Bel-Ébat, a manor house near Fontainebleau, was the home of French music publisher Marie-Auguste Massacrié-Durand (1830-1909) and his son Marie-Jacques Massacrié-Durand (1865-1928) whose firm published the works of Saint-Saens, Fauré and their contemporaries.

Saint-Saens refers to a friend in the Occitaine city of Béziers, where, in 1898 conductor Fernand Castelbon de Beauxhostes (1859-1934) invited Saint-Saens to help inaugurate a new amphitheater by composing the score for French librettist Louis Gallet’s (1835-1898) play Déjanire. Saint-Saens later developed the incidental music into a four-act lyric opera of the same name in 1910 and dedicated the work to Castelbon de Beauxhostes. The young ladies Gallet may be the children of Gallet who also wrote librettos for Georges Bizet and Jules Massenet.

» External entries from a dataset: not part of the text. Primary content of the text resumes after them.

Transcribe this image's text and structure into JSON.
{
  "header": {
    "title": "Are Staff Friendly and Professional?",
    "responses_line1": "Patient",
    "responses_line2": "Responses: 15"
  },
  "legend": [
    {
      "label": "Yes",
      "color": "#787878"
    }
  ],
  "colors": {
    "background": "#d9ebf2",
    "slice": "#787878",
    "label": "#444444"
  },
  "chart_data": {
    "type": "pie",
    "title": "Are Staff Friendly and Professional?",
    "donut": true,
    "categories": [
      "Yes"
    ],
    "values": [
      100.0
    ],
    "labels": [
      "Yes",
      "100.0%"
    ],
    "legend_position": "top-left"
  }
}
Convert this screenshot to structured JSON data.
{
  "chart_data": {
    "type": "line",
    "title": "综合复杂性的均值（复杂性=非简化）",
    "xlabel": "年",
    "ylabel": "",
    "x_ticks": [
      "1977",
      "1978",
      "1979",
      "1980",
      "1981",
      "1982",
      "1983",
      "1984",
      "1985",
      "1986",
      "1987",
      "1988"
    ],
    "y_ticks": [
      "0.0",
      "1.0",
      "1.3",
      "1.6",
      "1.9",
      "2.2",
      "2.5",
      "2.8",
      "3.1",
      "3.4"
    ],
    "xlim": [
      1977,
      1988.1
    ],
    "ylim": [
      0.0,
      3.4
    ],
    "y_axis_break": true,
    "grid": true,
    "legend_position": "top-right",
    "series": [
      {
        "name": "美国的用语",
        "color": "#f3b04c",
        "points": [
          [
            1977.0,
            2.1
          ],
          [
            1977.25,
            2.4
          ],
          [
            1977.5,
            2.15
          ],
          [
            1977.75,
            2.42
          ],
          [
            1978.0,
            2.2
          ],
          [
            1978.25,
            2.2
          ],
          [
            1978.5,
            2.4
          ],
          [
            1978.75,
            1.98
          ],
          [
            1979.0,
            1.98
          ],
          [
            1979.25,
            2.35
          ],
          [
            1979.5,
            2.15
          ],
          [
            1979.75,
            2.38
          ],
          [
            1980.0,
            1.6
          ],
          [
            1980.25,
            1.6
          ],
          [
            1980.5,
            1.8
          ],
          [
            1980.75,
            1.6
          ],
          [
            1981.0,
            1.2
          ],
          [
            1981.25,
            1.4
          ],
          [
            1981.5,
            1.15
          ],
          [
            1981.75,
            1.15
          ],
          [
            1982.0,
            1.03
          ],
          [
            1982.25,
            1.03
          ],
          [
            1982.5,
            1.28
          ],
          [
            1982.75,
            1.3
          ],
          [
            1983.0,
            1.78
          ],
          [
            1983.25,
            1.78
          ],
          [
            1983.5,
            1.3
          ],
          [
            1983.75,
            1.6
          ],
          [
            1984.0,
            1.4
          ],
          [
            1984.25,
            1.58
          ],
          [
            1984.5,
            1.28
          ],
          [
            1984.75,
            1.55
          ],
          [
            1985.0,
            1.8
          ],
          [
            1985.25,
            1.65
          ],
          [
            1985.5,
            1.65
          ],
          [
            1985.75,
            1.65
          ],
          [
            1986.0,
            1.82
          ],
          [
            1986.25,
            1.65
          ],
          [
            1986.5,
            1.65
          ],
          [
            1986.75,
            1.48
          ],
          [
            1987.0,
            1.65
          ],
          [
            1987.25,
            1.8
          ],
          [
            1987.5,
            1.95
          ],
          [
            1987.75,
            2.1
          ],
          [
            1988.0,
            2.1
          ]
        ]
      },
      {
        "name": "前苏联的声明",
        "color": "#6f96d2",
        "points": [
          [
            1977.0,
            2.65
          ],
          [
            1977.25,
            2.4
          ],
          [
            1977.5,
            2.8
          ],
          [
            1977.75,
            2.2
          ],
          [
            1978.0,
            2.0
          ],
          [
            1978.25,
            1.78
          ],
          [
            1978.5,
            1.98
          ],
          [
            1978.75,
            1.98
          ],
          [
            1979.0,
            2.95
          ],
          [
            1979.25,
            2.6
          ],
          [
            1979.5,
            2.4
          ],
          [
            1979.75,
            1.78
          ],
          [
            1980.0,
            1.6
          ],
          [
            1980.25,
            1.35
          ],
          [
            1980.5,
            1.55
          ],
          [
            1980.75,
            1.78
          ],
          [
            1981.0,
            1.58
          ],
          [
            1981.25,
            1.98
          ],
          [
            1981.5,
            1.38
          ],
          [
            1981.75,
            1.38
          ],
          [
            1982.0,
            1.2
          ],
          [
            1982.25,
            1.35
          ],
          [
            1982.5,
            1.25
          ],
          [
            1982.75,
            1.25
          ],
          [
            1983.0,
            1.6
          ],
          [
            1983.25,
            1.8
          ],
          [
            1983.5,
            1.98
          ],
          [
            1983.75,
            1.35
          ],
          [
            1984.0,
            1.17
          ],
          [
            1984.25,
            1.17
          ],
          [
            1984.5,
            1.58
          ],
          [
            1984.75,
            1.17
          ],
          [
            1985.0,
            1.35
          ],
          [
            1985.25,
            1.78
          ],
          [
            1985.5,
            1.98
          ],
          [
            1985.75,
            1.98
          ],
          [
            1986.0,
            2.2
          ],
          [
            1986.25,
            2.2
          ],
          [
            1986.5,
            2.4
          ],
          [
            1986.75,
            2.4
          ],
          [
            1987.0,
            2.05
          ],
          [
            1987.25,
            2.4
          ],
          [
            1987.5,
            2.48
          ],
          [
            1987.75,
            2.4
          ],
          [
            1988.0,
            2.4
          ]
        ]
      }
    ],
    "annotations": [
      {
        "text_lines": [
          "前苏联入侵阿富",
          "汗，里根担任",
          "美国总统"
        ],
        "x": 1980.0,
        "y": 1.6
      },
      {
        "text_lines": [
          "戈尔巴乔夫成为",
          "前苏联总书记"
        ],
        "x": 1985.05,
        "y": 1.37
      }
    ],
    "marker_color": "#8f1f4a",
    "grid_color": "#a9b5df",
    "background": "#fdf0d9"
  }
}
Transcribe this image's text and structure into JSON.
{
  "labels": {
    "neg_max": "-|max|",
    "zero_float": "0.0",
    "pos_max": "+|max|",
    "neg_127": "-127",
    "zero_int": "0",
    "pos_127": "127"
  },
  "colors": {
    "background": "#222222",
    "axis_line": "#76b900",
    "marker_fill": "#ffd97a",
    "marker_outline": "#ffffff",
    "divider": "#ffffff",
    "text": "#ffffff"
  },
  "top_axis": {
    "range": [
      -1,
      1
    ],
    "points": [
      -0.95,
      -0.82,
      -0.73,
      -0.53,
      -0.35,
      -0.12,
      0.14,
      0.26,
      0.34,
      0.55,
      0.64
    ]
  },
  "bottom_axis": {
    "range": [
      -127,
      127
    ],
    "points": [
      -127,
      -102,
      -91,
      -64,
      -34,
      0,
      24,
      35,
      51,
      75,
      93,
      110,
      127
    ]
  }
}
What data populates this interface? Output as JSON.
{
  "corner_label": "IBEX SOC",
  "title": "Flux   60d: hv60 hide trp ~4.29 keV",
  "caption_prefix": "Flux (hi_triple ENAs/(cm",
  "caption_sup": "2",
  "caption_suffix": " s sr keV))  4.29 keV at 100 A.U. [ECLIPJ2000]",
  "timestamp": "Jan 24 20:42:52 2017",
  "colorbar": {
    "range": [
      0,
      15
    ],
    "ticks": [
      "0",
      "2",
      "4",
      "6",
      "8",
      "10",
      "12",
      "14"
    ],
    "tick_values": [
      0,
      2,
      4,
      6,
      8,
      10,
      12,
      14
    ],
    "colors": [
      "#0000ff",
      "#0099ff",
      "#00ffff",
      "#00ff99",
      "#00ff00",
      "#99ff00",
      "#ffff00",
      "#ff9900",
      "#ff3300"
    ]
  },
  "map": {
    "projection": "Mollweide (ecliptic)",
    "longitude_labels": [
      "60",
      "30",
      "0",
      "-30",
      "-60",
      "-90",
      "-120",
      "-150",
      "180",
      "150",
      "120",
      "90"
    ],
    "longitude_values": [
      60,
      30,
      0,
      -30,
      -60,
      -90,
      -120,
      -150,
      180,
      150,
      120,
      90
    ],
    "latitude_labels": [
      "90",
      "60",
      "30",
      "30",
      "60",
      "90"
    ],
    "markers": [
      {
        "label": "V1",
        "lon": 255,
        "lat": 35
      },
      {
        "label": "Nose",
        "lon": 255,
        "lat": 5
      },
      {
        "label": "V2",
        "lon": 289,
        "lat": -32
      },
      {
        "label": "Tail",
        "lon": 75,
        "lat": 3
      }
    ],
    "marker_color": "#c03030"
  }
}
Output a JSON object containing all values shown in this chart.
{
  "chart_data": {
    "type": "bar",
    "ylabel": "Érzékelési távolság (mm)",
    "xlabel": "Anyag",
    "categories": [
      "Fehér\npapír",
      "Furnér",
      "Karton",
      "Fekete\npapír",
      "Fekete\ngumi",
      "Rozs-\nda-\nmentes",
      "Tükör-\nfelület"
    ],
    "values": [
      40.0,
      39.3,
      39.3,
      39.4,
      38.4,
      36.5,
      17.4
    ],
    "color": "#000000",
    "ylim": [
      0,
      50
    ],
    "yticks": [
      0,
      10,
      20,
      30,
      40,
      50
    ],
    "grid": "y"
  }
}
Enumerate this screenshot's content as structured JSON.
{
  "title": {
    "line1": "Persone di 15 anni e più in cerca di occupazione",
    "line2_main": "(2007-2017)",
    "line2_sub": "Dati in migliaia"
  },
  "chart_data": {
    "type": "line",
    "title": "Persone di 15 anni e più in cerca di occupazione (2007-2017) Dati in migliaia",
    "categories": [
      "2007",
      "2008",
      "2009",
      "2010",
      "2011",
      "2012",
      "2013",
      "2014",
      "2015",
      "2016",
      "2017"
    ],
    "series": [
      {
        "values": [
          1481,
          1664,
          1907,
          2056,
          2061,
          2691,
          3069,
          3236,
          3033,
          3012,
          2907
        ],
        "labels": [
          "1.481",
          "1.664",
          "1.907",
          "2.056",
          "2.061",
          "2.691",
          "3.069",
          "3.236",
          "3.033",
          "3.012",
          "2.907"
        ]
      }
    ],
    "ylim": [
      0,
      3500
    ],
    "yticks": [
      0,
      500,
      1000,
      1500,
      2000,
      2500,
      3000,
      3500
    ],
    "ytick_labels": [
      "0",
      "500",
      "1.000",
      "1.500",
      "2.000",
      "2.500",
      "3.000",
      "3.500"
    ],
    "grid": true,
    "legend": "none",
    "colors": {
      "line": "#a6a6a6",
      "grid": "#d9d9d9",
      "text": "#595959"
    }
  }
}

“Dolita” might refer to Régina-Hélène Bardac (later Madame Gaston de Tinan; 1892-1985), the daughter of Fauré’s mistress, soprano Emma Bardac, whose nickname was Dolly and for whom he composed his Dolly Suite, Op. 56, between 1893 and 1896. Our letter was written just prior to Bardac’s love affair with Claude Debussy which would scandalize Paris’ music establishment.

Written on all four leaves of a folded sheet and in excellent condition.